Nigeria presented the greatest challenge to British and African policymakers alike. In the south two nationalist parties emerged, the Action Group (AG), supported primarily by the Yoruba of the west, and the National Convention of Nigerian Citizens (NCNC), whose prime support came from the Igbo of the east. These parties expected the whole country quickly to follow the Ghanaian pattern of constitutional change. But any elective central assembly was bound to be dominated by the north, which had some 57 percent of the population and whose economic and social development had lagged far behind. The north’s political leaders—most of whom were conservative Muslim aristocrats closely allied with the British through indirect rule—were not at all eager to see their traditional paramountcy invaded by aggressive and better-educated leaders from the south.

The first political expedient was to convert Nigeria into a federation of three regions. In 1957 this allowed the east and the west to achieve internal self-government without waiting for the north, but it left open the questions of how politics were to be conducted at the centre and how Nigerian independence was to be secured. At this juncture it occurred to the northern leaders that by allying themselves to one of the southern parties they might maintain their local monopoly of power and gain prestige in the country as a whole by asking for its independence. The problem of central politics was thus resolved when the northern leaders entered a coalition federal government with the NCNC, and in 1960 Nigeria became independent.

Meanwhile, in French West Africa the RDA, led by Félix Houphouët-Boigny, broke with the Communist Party. The votes of a small bloc of African deputies in the French National Assembly were of considerable value to the shifting coalitions of non-Communist parties that made up the unstable French governments of the 1950s, and the RDA began to seek to influence these governments to allow greater freedom to the colonies.

By 1956 Houphouët-Boigny’s policy had secured a widening of the colonial franchises and the beginnings of a system by which each colony was on the way to becoming a separate unit in which African ministers would be responsible for some of the conduct of government. The implications of this approach, however, did not meet with the approval of some other African leaders, most notable among them Léopold Sédar Senghor in Senegal and Ahmed Sékou Touré in Guinea. Senghor had stood outside the RDA since the days of its alliance with the Communists, which he had thought could only bring disaster. Together with Sékou, who had remained within the RDA, he argued that Houphouët’s policy would split up the western African federation into units that would be too small and poor to resist continued French domination.

In 1958 the French Fourth Republic collapsed and de Gaulle was returned to power. On September 28, 1958, in a referendum, the colonies were offered full internal self-government as fellow members with France of a French Community that would deal with supranational affairs. All of the colonies voted for this scheme except Guinea, where Sékou Touré led the people to vote for complete independence. Senegal and the French Sudan were then emboldened in 1959 to come together in a Federation of Mali and to ask for and to receive complete independence within the community.

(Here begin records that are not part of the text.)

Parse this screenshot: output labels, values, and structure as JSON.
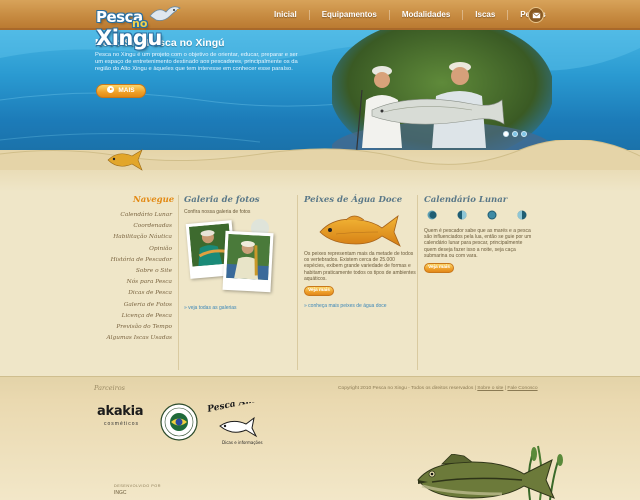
{
  "brand": {
    "logo_line1": "Pesca",
    "logo_line2": "no",
    "logo_line3": "Xingu"
  },
  "nav": {
    "items": [
      "Inicial",
      "Equipamentos",
      "Modalidades",
      "Iscas",
      "Peixes"
    ]
  },
  "hero": {
    "title": "Novo Site Pesca no Xingú",
    "text": "Pesca no Xingu é um projeto com o objetivo de orientar, educar, preparar e ser um espaço de entretenimento destinado aos pescadores, principalmente os da região do Alto Xingu e àqueles que tem interesse em conhecer esse paraíso.",
    "button_label": "MAIS",
    "slides_count": 3,
    "active_slide": 1
  },
  "sidebar": {
    "title": "Navegue",
    "items": [
      "Calendário Lunar",
      "Coordenadas",
      "Habilitação Náutica",
      "Opinião",
      "História de Pescador",
      "Sobre o Site",
      "Nós para Pesca",
      "Dicas de Pesca",
      "Galeria de Fotos",
      "Licença de Pesca",
      "Previsão do Tempo",
      "Algumas Iscas Usadas"
    ]
  },
  "gallery": {
    "title": "Galeria de fotos",
    "subtitle": "Confira nossa galeria de fotos",
    "link": "» veja todas as galerias"
  },
  "fish": {
    "title": "Peixes de Água Doce",
    "text": "Os peixes representam mais da metade de todos os vertebrados. Existem cerca de 25.000 espécies, exibem grande variedade de formas e habitam praticamente todos os tipos de ambientes aquáticos.",
    "button_label": "Veja mais",
    "link": "» conheça mais peixes de água doce"
  },
  "lunar": {
    "title": "Calendário Lunar",
    "text": "Quem é pescador sabe que as marés e a pesca são influenciados pela lua, então se guie por um calendário lunar para pescar, principalmente quem deseja fazer isso a noite, seja caça submarina ou com vara.",
    "button_label": "Veja mais"
  },
  "footer": {
    "partners_title": "Parceiros",
    "copyright": "Copyright 2010 Pesca no Xingu - Todos os direitos reservados |",
    "about_link": "Sobre o site",
    "contact_link": "Fale Conosco",
    "separator": "|",
    "partner1": "akakia",
    "partner1_sub": "cosméticos",
    "partner3": "Pesca Amadora",
    "partner3_sub": "Dicas e informações",
    "dev_label": "DESENVOLVIDO POR",
    "dev_name": "INGC"
  },
  "colors": {
    "accent": "#e38a14",
    "header_wood": "#c68a40",
    "hero_blue": "#2a9ad1",
    "title_blue": "#5a7888",
    "link_blue": "#3a86b8",
    "background": "#efe6c8"
  }
}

These two territories separated in the following year, but all the others now asked for independence before negotiating conditions for association with France, and by 1960 all the former French colonies were de jure independent states.

By that time only the excessively conservative regimes of Portugal and Spain sought to maintain the colonial principle in western Africa. Encouraged and aided by independent neighbours, Guinean nationalists took up arms in 1962 and after 10 years of fighting expelled the Portuguese from three-quarters of Portuguese Guinea. In 1974 the strain of this war and of wars in Mozambique and Angola caused the Portuguese people and army to overthrow their dictatorship. Independence was quickly recognized for Guinea-Bissau in 1974 and for the Cape Verde Islands and Sao Tome and Principe in 1975. Spain concluded in 1968 that the best way to preserve its interests in equatorial Africa was to grant independence to its people without preparing them for it. The result was chaos.